OpenSearch on NetApp ONTAP in the cloud

Contents

Share this page

Subbareddy Jangalapalli

October 11, 2023

593 views

OpenSearch is a scalable, flexible, and extensible open-source software suite for search, analytics, and observability applications. First announced by Amazon Web Services in January 2021 as an open-source fork of Elasticsearch and Kibana, OpenSearch is a powerful tool for building e-commerce, application, document search, machine learning, anomaly detection, and observability solutions. It is licensed under the Apache 2.0 license and is community supported.

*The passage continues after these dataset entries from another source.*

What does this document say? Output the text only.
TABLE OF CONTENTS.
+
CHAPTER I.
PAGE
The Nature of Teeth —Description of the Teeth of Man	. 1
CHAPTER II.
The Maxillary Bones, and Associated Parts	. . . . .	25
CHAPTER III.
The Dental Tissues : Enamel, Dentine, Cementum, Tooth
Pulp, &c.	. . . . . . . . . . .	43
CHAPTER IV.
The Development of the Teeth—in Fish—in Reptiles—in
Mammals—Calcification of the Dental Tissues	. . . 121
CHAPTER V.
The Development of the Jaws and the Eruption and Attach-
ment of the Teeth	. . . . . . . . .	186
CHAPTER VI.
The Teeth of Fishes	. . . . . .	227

Although the community is led by AWS, OpenSearch is not limited to running in AWS; it can be run in any cloud or even on premises.

OpenSearch is a distributed database designed to run effectively on local disks. However, many organizations have deployed NetApp^® ONTAP^® storage in AWS, Azure, or Google Cloud. NetApp Cloud Volumes ONTAP, Azure NetApp Files, Google NetApp Volumes, and on-premises NetApp AFF systems can leverage the power of ONTAP data management, storage efficiencies, and speed.

This blog post explains how to deploy the infrastructure necessary to run OpenSearch by using NetApp ONTAP with NFS or iSCSI volumes and how to configure the OpenSearch cluster.

OpenSearch architecture

OpenSearch is a distributed search and analytics engine that can scale to hundreds of nodes. Data is organized into indexes, each of which is a collection of shards that store data in a document database format. A shard is an instance of an Apache Lucene index. Each primary shard has replica shards based on your resilience and I/O needs, but a replication factor of 3 is typical.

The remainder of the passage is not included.